Em 2025, a carteira de crédito da Caixa somou R$ 1,38 trilhão, representando uma expansão de 11,5% em relação ao ano anterior. Os setores de financiamento imobiliário, crédito comercial para pessoas jurídicas e para pessoas físicas apresentaram os maiores crescimentos, com taxas de 13%, 14,2% e 13,4%, respectivamente. Para este ano, o banco projeta uma expansão entre 9% e 13%.
Lucro recorde e cenário de aquisições
No ano passado, a Caixa Econômica Federal registrou um lucro líquido recorrente recorde de R$ 15,5 bilhões, um aumento de 10,4% em comparação com o ano anterior.
Durante a entrevista, Carlos Vieira comentou sobre a possibilidade de o banco adquirir ativos do Banco de Brasília (BRB). “A Caixa olha para toda essa situação como um banco qualquer de mercado, que se tiver alguma carteira que interesse, vai discutir”, afirmou.
A Câmara Legislativa do Distrito Federal aprovou recentemente um projeto de capitalização para o BRB, visando cobrir prejuízos operacionais.
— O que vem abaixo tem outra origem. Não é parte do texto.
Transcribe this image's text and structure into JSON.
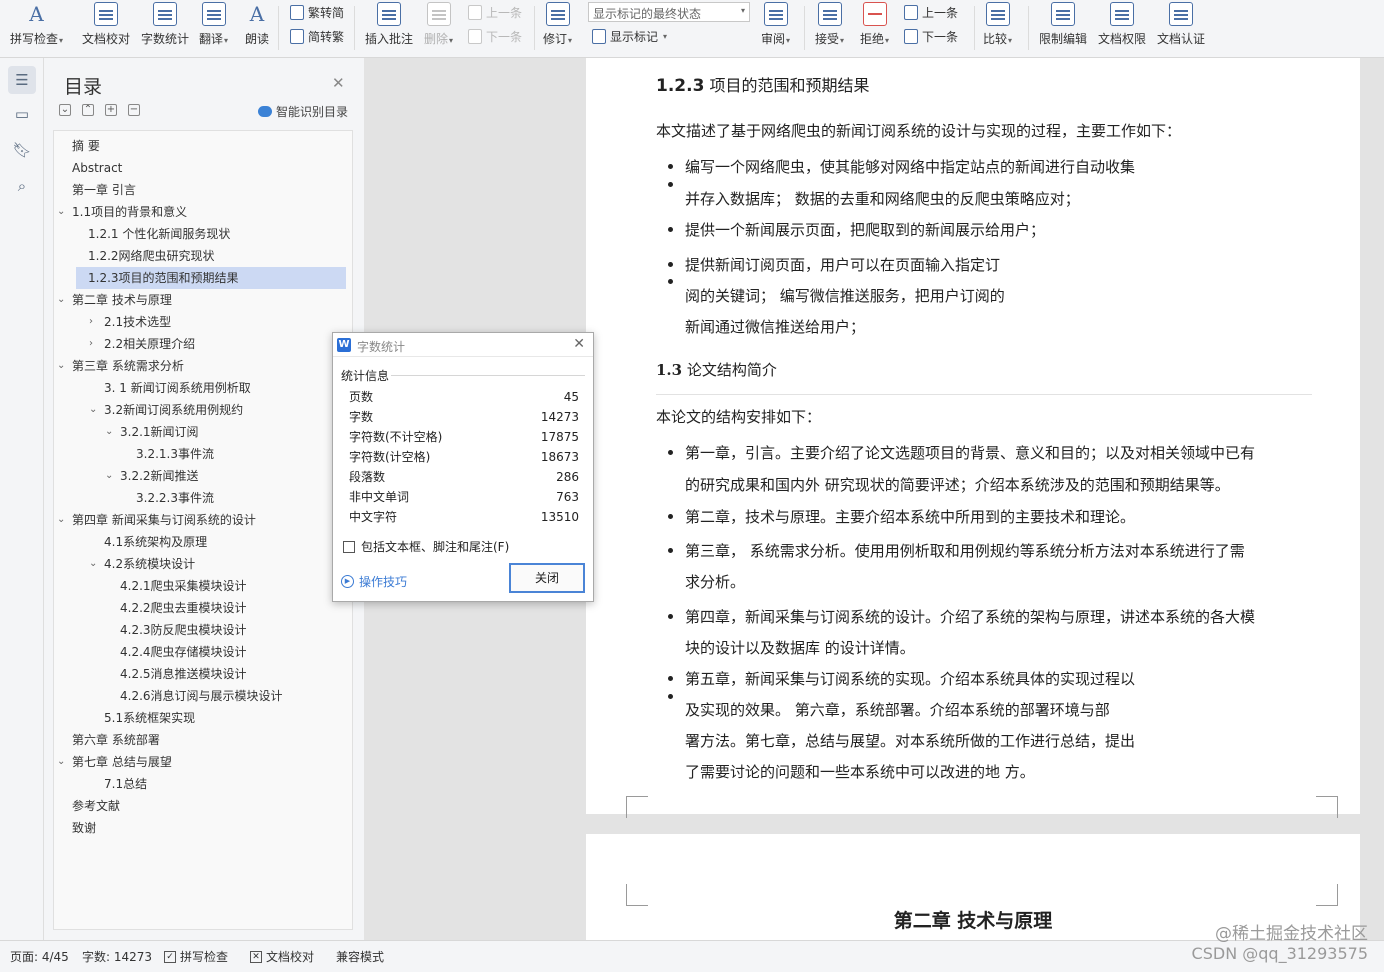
{
  "ribbon": {
    "spell_check": "拼写检查",
    "doc_proof": "文档校对",
    "word_count": "字数统计",
    "translate": "翻译",
    "read_aloud": "朗读",
    "trad_simp": "繁转简",
    "simp_trad": "简转繁",
    "insert_comment": "插入批注",
    "delete": "删除",
    "prev": "上一条",
    "next": "下一条",
    "revise": "修订",
    "markup_state": "显示标记的最终状态",
    "show_markup": "显示标记",
    "review": "审阅",
    "accept": "接受",
    "reject": "拒绝",
    "prev2": "上一条",
    "next2": "下一条",
    "compare": "比较",
    "restrict_edit": "限制编辑",
    "doc_rights": "文档权限",
    "doc_cert": "文档认证"
  },
  "toc": {
    "title": "目录",
    "smart": "智能识别目录",
    "items": [
      {
        "text": "摘  要"
      },
      {
        "text": "Abstract"
      },
      {
        "text": "第一章 引言"
      },
      {
        "text": "1.1项目的背景和意义"
      },
      {
        "text": "1.2.1 个性化新闻服务现状"
      },
      {
        "text": "1.2.2网络爬虫研究现状"
      },
      {
        "text": "1.2.3项目的范围和预期结果"
      },
      {
        "text": "第二章 技术与原理"
      },
      {
        "text": "2.1技术选型"
      },
      {
        "text": "2.2相关原理介绍"
      },
      {
        "text": "第三章 系统需求分析"
      },
      {
        "text": "3. 1 新闻订阅系统用例析取"
      },
      {
        "text": "3.2新闻订阅系统用例规约"
      },
      {
        "text": "3.2.1新闻订阅"
      },
      {
        "text": "3.2.1.3事件流"
      },
      {
        "text": "3.2.2新闻推送"
      },
      {
        "text": "3.2.2.3事件流"
      },
      {
        "text": "第四章 新闻采集与订阅系统的设计"
      },
      {
        "text": "4.1系统架构及原理"
      },
      {
        "text": "4.2系统模块设计"
      },
      {
        "text": "4.2.1爬虫采集模块设计"
      },
      {
        "text": "4.2.2爬虫去重模块设计"
      },
      {
        "text": "4.2.3防反爬虫模块设计"
      },
      {
        "text": "4.2.4爬虫存储模块设计"
      },
      {
        "text": "4.2.5消息推送模块设计"
      },
      {
        "text": "4.2.6消息订阅与展示模块设计"
      },
      {
        "text": "5.1系统框架实现"
      },
      {
        "text": "第六章 系统部署"
      },
      {
        "text": "第七章 总结与展望"
      },
      {
        "text": "7.1总结"
      },
      {
        "text": "参考文献"
      },
      {
        "text": "致谢"
      }
    ]
  },
  "doc": {
    "h123_num": "1.2.3",
    "h123_text": "项目的范围和预期结果",
    "p1": "本文描述了基于网络爬虫的新闻订阅系统的设计与实现的过程，主要工作如下：",
    "b1a": "编写一个网络爬虫，使其能够对网络中指定站点的新闻进行自动收集",
    "b1b": "并存入数据库；  数据的去重和网络爬虫的反爬虫策略应对；",
    "b2": "提供一个新闻展示页面，把爬取到的新闻展示给用户；",
    "b3a": "提供新闻订阅页面，用户可以在页面输入指定订",
    "b3b": "阅的关键词；  编写微信推送服务，把用户订阅的",
    "b3c": "新闻通过微信推送给用户；",
    "h13_num": "1.3",
    "h13_text": "论文结构简介",
    "p2": "本论文的结构安排如下：",
    "c1a": "第一章，引言。主要介绍了论文选题项目的背景、意义和目的；以及对相关领域中已有",
    "c1b": "的研究成果和国内外 研究现状的简要评述；介绍本系统涉及的范围和预期结果等。",
    "c2": "第二章，技术与原理。主要介绍本系统中所用到的主要技术和理论。",
    "c3a": "第三章，  系统需求分析。使用用例析取和用例规约等系统分析方法对本系统进行了需",
    "c3b": "求分析。",
    "c4a": "第四章，新闻采集与订阅系统的设计。介绍了系统的架构与原理，讲述本系统的各大模",
    "c4b": "块的设计以及数据库 的设计详情。",
    "c5a": "第五章，新闻采集与订阅系统的实现。介绍本系统具体的实现过程以",
    "c5b": "及实现的效果。  第六章，系统部署。介绍本系统的部署环境与部",
    "c5c": "署方法。第七章，总结与展望。对本系统所做的工作进行总结，提出",
    "c5d": "了需要讨论的问题和一些本系统中可以改进的地 方。",
    "ch2": "第二章  技术与原理"
  },
  "dialog": {
    "title": "字数统计",
    "section": "统计信息",
    "rows": [
      {
        "label": "页数",
        "value": "45"
      },
      {
        "label": "字数",
        "value": "14273"
      },
      {
        "label": "字符数(不计空格)",
        "value": "17875"
      },
      {
        "label": "字符数(计空格)",
        "value": "18673"
      },
      {
        "label": "段落数",
        "value": "286"
      },
      {
        "label": "非中文单词",
        "value": "763"
      },
      {
        "label": "中文字符",
        "value": "13510"
      }
    ],
    "include_label": "包括文本框、脚注和尾注(F)",
    "tips": "操作技巧",
    "close": "关闭"
  },
  "status": {
    "page": "页面: 4/45",
    "words": "字数: 14273",
    "spell": "拼写检查",
    "proof": "文档校对",
    "compat": "兼容模式"
  },
  "watermark": {
    "line1": "@稀土掘金技术社区",
    "line2": "CSDN @qq_31293575"
  }
}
O projeto autoriza o DF a capitalizar o banco e a contratar empréstimos de até R$ 6,6 bilhões com o Fundo Garantidor de Créditos (FGC) ou outras instituições financeiras.
FGC e setor agropecuário
O Fundo Garantidor de Crédito (FGC) aprovou em fevereiro um plano emergencial para recompor seu caixa após a liquidação do Banco Master. A diretoria da Caixa informou que não prevê impactos em seu balanço decorrentes dessa recomposição do FGC.
Sobre a inadimplência no setor do agronegócio, que atingiu 14,09% no último trimestre de 2025, o vice-presidente financeiro da Caixa, Marcos Brasiliano, afirmou que este é um desafio enfrentado por todo o mercado.
A estratégia do banco é manter a carteira do agro próxima ao patamar atual de R$ 62,9 bilhões. Henriete Sartori, vice-presidente de risco, espera uma estabilização na inadimplência do setor já no primeiro trimestre deste ano, com a expectativa de observar um platô devido às safras.